The film starts with a triple split-screen effect that Boyle uses persistently.   The whizzbang editing and loudly pulsing music on the soundtrack give the impression that 127 Hours is simply picking up where Slumdog Millionaire left off – especially as one of the trio of images is an Indian crowd (as one of several illustrations of teeming humanity).  With its breakneck speed and flashy privileging of the instant impact over the meaning of its images, the beginning of 127 Hours comes over like a trailer rather than a film proper but it’s shallowly dazzling.  The speed has its own exhilaration:  Franco is in perfect tempo with it, the sequences in which he and the two girls dive from a high ledge into a lake below are amusingly thrilling.    But, as soon as Aron has gone down the rabbit hole, Boyle hits problems.   The director wants hyperkinetic spectacle – he gets himself some just about legitimately through Aron’s flashbacks, fantasies and hallucinations during the coming days but he has to cheat in other respects.  He sometimes shows the awesome, turbulent qualities of the landscape not from Aron’s point of view or imagination and barely to show us what the captive is missing – just to keep the show on the road.   And the split screen comes to seem inappropriately heartless for the matter-of-life-and-death story Boyle is telling.  Aron eventually climbs out of his prison and sees an apparent mirage of other human beings who can help him.  Of course you’re rooting for him and yelling with him at the three walkers shimmering in the distance – it would take a heart harder than the wretched boulder not to well up when they turn out not to be a mirage, when they hear and turn to him.   Even here, though, Danny Boyle refuses to calm down and uses sharp cutting and aggressive music.  The sequence might have been more powerful if it had been simpler, quieter – with fewer cuts and with Aron’s desperate calls the only sound against the silence.

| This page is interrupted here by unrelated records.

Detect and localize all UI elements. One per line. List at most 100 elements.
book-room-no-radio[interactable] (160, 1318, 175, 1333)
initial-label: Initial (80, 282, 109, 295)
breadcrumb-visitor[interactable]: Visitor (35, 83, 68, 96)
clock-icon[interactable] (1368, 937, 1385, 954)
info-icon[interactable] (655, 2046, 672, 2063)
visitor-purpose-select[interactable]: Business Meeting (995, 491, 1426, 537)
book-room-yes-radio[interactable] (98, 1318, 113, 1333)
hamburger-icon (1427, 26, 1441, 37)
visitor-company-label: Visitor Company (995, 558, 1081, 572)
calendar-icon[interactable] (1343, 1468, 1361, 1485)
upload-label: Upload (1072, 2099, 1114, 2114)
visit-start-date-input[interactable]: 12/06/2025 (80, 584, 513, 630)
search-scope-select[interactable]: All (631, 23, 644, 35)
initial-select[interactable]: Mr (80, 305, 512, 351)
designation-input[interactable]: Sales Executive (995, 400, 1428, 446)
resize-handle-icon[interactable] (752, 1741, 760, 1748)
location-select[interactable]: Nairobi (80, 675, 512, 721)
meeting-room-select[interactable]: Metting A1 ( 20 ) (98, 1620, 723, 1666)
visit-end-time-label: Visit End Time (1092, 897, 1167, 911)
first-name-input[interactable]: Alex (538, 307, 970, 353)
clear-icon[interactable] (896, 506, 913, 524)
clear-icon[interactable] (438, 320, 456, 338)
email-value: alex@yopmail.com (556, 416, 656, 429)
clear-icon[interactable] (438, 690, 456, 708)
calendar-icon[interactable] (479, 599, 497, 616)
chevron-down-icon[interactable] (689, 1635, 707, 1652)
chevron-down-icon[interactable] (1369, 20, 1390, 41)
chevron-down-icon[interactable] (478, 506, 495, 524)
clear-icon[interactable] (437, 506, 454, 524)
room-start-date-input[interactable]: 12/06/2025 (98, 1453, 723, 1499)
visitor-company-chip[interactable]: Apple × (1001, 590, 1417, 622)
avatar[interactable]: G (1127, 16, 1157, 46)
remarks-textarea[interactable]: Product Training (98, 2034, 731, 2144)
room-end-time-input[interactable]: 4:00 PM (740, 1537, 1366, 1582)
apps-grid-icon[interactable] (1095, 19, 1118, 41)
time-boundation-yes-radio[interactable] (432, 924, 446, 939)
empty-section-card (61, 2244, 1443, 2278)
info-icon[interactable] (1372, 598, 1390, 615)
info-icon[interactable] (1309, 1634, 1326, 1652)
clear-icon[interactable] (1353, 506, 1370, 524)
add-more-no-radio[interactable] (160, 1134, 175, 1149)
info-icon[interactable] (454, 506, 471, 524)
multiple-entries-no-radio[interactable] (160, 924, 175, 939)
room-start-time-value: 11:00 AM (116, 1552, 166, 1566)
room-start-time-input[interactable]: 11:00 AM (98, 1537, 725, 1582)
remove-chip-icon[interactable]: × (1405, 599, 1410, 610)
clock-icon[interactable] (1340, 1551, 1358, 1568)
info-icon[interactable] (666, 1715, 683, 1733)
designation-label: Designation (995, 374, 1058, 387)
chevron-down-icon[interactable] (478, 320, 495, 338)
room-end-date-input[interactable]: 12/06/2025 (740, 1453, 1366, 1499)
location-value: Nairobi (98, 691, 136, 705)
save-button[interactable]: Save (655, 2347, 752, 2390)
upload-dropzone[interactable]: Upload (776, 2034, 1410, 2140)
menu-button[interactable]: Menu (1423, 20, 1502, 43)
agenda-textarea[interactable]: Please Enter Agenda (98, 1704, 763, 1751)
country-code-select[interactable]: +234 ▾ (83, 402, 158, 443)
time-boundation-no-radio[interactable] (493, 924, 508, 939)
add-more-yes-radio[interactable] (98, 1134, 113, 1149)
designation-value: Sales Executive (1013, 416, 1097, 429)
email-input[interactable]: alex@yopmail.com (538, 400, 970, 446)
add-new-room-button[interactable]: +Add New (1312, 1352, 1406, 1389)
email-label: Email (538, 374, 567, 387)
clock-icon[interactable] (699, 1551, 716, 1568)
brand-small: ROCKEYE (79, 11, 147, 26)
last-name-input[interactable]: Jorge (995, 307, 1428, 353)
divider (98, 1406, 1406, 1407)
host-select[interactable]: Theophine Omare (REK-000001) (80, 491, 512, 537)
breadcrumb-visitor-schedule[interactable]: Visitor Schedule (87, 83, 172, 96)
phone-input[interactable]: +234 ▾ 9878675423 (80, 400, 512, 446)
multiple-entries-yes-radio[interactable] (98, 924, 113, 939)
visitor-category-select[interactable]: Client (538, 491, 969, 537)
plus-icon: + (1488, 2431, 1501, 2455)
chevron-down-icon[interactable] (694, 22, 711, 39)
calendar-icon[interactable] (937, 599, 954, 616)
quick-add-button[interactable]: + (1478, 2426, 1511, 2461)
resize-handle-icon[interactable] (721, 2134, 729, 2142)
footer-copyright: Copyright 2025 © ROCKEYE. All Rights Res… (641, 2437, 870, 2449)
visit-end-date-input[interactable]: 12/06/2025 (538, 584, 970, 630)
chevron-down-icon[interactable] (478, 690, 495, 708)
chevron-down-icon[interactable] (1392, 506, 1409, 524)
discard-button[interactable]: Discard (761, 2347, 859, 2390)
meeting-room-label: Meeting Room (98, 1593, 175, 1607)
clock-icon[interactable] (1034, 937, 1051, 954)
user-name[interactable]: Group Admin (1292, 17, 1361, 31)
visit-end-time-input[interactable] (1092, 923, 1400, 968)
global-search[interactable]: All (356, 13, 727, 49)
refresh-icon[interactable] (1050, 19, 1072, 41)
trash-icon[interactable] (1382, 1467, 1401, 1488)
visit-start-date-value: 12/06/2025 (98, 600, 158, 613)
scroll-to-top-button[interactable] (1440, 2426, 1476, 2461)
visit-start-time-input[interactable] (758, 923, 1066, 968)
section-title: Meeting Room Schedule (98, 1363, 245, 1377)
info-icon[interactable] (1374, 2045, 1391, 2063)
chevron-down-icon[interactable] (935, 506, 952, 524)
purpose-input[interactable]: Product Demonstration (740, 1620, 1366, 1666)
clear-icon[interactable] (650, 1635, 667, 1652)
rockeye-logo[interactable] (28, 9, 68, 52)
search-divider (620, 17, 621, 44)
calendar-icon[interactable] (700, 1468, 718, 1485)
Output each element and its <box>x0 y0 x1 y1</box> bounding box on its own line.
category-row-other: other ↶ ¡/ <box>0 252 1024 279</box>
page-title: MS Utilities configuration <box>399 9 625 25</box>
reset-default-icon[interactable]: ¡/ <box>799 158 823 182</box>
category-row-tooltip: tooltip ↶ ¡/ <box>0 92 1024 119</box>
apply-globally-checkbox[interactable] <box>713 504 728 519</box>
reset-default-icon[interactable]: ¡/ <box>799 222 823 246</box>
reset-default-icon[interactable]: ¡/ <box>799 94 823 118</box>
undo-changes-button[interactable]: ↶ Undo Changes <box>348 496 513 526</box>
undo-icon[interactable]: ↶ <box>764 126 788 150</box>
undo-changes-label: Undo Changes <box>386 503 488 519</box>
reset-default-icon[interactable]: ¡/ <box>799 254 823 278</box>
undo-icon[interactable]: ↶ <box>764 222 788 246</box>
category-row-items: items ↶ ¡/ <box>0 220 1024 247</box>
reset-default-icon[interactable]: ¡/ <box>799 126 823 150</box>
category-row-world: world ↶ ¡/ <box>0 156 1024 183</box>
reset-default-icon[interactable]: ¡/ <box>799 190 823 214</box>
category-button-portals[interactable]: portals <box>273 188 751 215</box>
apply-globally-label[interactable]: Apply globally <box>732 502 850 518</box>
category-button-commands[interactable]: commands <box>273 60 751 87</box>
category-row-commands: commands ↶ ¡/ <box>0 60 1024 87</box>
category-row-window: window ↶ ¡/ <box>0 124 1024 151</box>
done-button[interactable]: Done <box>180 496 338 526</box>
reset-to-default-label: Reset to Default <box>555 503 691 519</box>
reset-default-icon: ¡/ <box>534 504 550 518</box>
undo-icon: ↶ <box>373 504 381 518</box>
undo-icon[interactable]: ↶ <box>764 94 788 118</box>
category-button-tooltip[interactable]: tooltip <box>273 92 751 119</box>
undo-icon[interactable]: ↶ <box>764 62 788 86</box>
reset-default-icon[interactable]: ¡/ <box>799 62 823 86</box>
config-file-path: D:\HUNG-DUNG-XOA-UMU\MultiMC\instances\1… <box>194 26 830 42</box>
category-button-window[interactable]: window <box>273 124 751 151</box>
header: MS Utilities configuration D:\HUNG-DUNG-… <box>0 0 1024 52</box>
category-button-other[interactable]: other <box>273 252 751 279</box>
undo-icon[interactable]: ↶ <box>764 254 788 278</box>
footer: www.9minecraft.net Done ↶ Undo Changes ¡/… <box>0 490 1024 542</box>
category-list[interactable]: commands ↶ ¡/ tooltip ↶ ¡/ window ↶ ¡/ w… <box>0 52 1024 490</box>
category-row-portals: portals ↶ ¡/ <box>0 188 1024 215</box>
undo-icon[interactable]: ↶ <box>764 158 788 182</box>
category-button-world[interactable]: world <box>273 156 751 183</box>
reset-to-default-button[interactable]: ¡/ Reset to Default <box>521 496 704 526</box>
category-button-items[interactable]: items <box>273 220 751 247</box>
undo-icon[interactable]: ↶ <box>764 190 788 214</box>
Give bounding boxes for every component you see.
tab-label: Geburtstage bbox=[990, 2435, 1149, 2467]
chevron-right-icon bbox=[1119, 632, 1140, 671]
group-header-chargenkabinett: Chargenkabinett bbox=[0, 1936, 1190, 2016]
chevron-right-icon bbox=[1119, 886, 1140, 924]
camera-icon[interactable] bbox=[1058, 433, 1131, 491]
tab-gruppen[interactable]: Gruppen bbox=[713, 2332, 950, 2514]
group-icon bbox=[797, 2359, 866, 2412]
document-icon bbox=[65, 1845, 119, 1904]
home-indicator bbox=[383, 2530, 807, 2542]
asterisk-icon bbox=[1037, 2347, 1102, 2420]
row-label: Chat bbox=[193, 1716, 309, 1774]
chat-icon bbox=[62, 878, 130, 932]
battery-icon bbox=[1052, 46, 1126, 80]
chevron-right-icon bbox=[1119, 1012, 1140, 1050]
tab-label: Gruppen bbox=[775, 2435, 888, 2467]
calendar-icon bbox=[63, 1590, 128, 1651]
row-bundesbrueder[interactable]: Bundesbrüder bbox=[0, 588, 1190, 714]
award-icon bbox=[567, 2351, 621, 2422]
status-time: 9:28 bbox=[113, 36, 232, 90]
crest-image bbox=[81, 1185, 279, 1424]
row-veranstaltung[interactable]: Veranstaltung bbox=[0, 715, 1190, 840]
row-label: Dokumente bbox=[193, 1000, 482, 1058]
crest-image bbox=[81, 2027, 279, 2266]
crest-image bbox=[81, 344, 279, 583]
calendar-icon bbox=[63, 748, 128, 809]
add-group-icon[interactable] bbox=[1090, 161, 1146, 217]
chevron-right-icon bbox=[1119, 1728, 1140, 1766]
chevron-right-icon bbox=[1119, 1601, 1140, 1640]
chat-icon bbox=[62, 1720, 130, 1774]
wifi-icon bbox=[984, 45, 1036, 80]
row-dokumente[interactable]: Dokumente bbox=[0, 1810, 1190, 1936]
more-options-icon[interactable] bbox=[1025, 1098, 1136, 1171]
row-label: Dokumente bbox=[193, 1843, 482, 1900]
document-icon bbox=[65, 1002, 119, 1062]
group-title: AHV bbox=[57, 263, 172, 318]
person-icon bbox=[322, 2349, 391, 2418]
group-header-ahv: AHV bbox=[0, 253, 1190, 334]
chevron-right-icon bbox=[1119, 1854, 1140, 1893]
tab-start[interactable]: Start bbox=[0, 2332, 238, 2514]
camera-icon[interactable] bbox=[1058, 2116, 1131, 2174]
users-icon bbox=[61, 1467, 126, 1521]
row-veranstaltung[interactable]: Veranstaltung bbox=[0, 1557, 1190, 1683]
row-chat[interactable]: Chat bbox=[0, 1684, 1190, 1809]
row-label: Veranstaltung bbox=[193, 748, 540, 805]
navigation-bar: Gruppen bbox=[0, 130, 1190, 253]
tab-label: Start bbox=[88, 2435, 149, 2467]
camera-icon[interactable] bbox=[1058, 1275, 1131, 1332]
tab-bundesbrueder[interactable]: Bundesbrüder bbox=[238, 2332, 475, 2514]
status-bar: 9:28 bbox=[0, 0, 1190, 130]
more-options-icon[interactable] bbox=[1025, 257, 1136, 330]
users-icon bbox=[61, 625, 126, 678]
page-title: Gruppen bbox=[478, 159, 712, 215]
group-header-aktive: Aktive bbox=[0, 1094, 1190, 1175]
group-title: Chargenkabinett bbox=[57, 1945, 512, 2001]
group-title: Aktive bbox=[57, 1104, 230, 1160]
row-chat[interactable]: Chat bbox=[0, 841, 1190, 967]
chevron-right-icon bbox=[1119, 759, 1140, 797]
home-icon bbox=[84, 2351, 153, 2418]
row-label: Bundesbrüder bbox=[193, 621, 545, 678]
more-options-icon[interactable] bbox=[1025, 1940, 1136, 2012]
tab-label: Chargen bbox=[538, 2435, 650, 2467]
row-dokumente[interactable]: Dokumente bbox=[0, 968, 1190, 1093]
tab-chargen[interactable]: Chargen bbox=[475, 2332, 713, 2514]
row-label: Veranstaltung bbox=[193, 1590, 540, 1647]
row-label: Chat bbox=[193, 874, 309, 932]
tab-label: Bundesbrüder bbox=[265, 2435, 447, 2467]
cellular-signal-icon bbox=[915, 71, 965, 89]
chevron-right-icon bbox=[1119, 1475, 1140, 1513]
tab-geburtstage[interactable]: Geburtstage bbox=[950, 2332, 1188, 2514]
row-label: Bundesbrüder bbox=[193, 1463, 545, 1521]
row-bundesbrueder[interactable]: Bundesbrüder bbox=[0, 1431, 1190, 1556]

Boyle is congenitally overactive:  his films seem to be taking place in the mind of someone on speed.  This works satisfyingly in Trainspotting and effectively, in the context of the movie, in Slumdog Millionaire (although I don’t like the film).  Boyle is the wrong director for this material, though – although perhaps there isn’t a right director.   Boyle has been quoted as saying that, as soon as he read Aron Ralston’s book, he knew it would make a great film but, apart from the uplifting human endurance aspect, I’m not sure why.  I imagine that Ralston’s book describes what he thought and felt, as well as what he did and fantasised about, during the five days he spent alone:  there are inherent challenges to dramatising those thoughts and feelings.   James Franco uses his eyes very expressively to convey Aron’s shock and fear (and the determination to hold onto his fear because any strong emotion will help keep him going) and I wouldn’t have wanted a continuous voiceover speaking Aron’s thoughts.  But there’s no way that Franco can convey through only his face, and without anyone to interact with, all that’s happening inside Aron’s head.  An inherent advantage of the material, however, is that we get to know Aron as a physical presence very well – the sense of him as a human organism trying to stay alive is powerful.  As with Slumdog, the score is by A R Rahman and Anthony Dod Mantle (this time with Enrique Chediak) is the cinematographer.   The editing is by John Harris.